Is there anywhere you love that you think sounds suitable? Without sounding awful, I'd prefer to avoid chavvy residential caravan type sites.


----------



## gillnpaul (Jan 6, 2007)

Hi HeatherC

Two places come to mind ....for me anyway!!Its at the top of Lincolnshire but check them out anyway.
First, try Lakeside at North Somercotes about 30 miles north of Skegness. Its quite near Mablethorpe and good beaches, but cold water.
Secondly, we stayed at Lincoln a site called Hartsholme park. Its a municiple site, well cared for, Good walks, and only a bus ride into Lincoln.

There are two or three sites on the road into Skegness, type it into google and they will come up. Some have swimming pools, but they are a bit too commercial for us. 
Try contacting Briarose on here, he's well informed in that area.
Hope this helps
Paul


----------



## Stanner (Aug 17, 2006)

2 possibles

http://www.caravanclub.co.uk/carava...n-sites-and-parks/SiteDetails.aspx?csid=21880

http://www.deersglade.co.uk/


----------



## HeatherChloe (Oct 18, 2009)

Stanner said:


> 2 possibles
> 
> http://www.caravanclub.co.uk/carava...n-sites-and-parks/SiteDetails.aspx?csid=21880
> 
> http://www.deersglade.co.uk/


That caravan club looks great but sadly it's full


----------



## zack (Jun 16, 2007)

Heather,

would suggest Fakenham Race Course, nice dog walking area well looked after site.Easy walking distance into Fakenham, short drive to coast and Norfolk broads.


----------



## rowley (May 14, 2005)

The Caravan Club and the Camping and Caravan Club have sites on the outskirts of Cambridge. I am not sure if they are members only sites though.


----------



## marionandrob (May 14, 2005)

Orwell Meadows just outside Ipswich.
Has a swimming pool and facilities for tent campers. There is access to a large area of woodland and the bank of the river Orwell. You can walk right under the road bridge that takes the A12 over the river.
Our grandchildren use to love it when they were younger - they learnt to swim in the pool there and usd to enjoy cycling through the woods.


----------



## 4maddogs (May 4, 2010)

Sandringham? The C&CC club site is really pretty and there are loads of seaside things to do nearby.

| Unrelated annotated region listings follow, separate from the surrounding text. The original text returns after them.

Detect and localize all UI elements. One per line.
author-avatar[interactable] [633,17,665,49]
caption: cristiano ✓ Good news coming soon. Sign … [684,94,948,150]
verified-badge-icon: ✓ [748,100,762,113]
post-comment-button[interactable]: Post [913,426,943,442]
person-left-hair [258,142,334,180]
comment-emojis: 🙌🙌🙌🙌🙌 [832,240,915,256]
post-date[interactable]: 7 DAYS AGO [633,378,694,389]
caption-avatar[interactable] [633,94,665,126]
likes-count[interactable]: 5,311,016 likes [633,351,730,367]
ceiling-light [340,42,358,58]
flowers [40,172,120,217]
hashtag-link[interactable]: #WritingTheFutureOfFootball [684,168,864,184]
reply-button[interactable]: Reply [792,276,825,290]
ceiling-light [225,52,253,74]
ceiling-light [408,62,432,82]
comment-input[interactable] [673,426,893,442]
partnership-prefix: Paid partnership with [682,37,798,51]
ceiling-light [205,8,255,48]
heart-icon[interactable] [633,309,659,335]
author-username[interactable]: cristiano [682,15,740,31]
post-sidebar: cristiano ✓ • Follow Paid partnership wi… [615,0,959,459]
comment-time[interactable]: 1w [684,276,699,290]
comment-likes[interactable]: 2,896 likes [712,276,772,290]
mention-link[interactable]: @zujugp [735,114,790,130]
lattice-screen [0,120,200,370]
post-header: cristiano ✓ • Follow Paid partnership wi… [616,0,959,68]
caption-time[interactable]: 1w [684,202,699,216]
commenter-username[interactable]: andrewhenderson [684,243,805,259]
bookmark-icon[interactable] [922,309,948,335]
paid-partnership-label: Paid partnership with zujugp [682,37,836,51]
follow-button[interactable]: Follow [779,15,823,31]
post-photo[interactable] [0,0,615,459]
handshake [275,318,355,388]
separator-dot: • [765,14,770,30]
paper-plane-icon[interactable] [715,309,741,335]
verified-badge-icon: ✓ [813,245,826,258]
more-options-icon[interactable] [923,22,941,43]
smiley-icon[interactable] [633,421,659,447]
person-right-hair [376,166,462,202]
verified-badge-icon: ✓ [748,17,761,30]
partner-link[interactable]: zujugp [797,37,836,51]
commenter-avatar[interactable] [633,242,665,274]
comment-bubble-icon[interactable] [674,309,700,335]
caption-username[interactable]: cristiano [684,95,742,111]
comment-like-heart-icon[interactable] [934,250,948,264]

Walks for the dog right from the site. There is a shop nearby. The "joys" of Hunstanton for the older one and loads of free space for everyone to race around. The facilities are superb.


----------



## nipperdin (Oct 28, 2007)

*Between Newark And London*

The Camping and Caravanning Club site a Great Shelford might be handy.
Bus service (every 20 minutes) close by into Cambridge.
Very close to the M11.
Imperial War Museum at Duxford about 30 minutes.
They only have a few hard standings but there is a very large grass area in the middle for children to play.


----------



## HeatherChloe (Oct 18, 2009)

I think the Sandringham Site looks perfect, thanks


----------



## duxdeluxe (Sep 2, 2007)

You could also look at C&CC at Thetford plus the one at Polstead. Stayed at Thetford before but not Polstead (but it gets good reviews) as it is only 2 miles away........

Have a look at UK Campsite (just google it) website for ideas and reviews as well.


----------



## HeatherChloe (Oct 18, 2009)

I've booked Sandringham. It looks perfect and there is lots to do in the area, and it's an area I really don't know. I'm really looking forward to it. I hope for good weather.

Let me know if any MHF'ers are there that week - booked from Monday 4th June to Saturday. 

Plus I am booking tickets for the Diamond Jubilee Pageant in Battersea Park and watching the Flotilla from there. 

Roll on holiday week!


----------